"Susah sekali, sulit sekali (ambil tindakan tegas,red). dia jadi gamang, prajurit jadi gamang, termasuk komandan di lapangan, sebagai leading sektor itu kan polisi, bukan militer, sedangkan yang dihadapi ini gerakan pemberontakan bersenjata".
"Dalam undang-undang ada operasi militer perang, TNI boleh melakukan penumpasan gerakan pemberontakan bersenjata dan separtisme," lanjut Maroef.
BACA JUGA:KKB Serbu Markas Brimob Sugapa Intan Jaya
Maroef mengatakan, pemerintah seharusnya tegas dalam mengeluarkan aturan sesuai dengan undang-undang TNI dalam melakukan tugas dan fungsi.
"(jika pemerintah tegas mengeluarkan aturan sesuai UU TNI,red) Berarti kan dilindungi kan betul-betul prajurit ini bahwa dia tidak melanggar HAM," tuturnya.

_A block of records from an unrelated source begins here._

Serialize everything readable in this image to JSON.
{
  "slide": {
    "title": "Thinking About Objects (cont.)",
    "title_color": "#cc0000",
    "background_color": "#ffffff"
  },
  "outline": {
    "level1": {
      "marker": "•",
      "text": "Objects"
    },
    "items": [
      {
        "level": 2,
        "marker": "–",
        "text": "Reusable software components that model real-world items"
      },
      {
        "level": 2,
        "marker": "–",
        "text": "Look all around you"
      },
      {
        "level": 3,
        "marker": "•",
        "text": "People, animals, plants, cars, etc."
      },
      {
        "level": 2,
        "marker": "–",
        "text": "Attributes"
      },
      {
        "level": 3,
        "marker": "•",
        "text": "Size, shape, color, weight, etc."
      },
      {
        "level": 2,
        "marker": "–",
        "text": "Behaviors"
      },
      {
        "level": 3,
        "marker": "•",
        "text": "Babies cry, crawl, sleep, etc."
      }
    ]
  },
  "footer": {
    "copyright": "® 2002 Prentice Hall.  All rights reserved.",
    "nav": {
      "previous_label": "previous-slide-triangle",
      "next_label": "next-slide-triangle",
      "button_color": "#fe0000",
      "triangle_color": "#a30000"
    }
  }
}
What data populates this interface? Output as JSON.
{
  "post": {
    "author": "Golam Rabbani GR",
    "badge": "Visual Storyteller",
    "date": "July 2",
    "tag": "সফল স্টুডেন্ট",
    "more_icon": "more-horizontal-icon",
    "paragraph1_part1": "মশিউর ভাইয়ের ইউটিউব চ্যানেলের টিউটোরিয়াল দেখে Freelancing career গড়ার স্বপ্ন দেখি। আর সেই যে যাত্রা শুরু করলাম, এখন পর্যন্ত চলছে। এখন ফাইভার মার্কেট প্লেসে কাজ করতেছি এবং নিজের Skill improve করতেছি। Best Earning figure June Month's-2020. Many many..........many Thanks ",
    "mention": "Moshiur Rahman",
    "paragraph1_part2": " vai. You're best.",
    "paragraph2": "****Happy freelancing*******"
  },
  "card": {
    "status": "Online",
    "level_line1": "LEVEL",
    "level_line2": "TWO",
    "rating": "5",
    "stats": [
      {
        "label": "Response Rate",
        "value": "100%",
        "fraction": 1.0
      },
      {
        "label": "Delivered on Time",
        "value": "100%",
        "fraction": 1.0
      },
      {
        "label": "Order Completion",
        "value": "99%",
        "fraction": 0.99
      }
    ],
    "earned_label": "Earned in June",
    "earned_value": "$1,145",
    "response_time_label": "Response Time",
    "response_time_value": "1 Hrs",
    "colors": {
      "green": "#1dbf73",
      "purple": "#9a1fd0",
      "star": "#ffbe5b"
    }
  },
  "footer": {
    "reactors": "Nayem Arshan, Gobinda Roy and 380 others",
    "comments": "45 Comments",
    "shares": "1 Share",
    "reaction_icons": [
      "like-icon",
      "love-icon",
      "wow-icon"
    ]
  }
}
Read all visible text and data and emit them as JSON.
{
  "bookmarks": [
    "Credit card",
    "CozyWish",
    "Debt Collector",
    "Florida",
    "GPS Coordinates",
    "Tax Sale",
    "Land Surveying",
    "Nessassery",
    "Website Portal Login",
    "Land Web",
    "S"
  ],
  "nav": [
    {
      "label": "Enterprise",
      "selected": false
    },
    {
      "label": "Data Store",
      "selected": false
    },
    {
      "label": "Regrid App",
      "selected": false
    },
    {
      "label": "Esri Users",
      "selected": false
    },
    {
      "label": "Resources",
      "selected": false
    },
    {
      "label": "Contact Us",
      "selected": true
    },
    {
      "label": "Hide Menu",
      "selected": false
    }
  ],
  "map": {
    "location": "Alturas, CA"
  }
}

Mantan Komandan Skadron 465 Paskhas itu mengatakan, dalam menyelesaikan masalah di Papua tidak sama dengan saat konflik di Aceh.
Dia lalu menceritakan bahwa OPM memiliki banyak faksi. Ada faksi dalam negeri, luar negeri, faksi politik, faksi bersenjata yang tersebar di pegunungan dan berbagai tempat di Papua.
Faksi-faksi di dalam OPM itu bergerak dengan panglima yang berbeda-beda.
"Ada faksi bersenjata, tnpb, itu ada juga, itu kalau tidak salah ada 13, baik di pegunungan punya, kabupaten lainnya, itu sendiri-sendiri, dalam belum tentu mereka satu panglima.
Kata Maroef, banyaknya tokoh dalam faksi tersebut menjadi salah satu kesulitan dalam bernegosiasi.
"Berbeda dengan Aceh ada tokoh sentralnya, ada tokoh sentralnya, jadi gampang bernegosiasi dengan mereka, kalau sekarang mau bernegosiasi (dengan Papua,red) dengan tokoh yang mana tokoh sentral yang betul-betul jadi panutan mereka," kata Maroef.
Maroef kemudian menceritakan sekilas kisah kemerdekaan Papua. Kata dia, Papua merdeka tidak bersama-sama dengan wilayah lainnya di Indonesia pada tahun 1945.
"Kalau kita bicara soal papua, itu kita mundur sejalan dengan sejarah kemerdekaan perjuangan bangsa ini. Merdekanya papua itu tidak sama dengan merdekanya wilayah provinsi lainnya, yang sama-sama tahun 45 (1945,red)," kata Maroef.
Setelah melalui referendum dan keputusan PBB di New York barulah dilakukan Penentuan Pendapat Rakyat (Pepera).
"ini sebenarnya permasalah dalam negeri, karena sudah selesai kalau secara politik, sudah pbb mengambil keputusan, sudah menjadi bagian dari negera RI, dulu namanya Irian, kemudian berganti nama pada era abdurrahman wahid," kata Maroef.
Setelah itu, menurut Maroef sekitar tahun 1962-1963 sejumlah tokoh di Papua mendirikan Organisasi Papua Merdeka (OPM).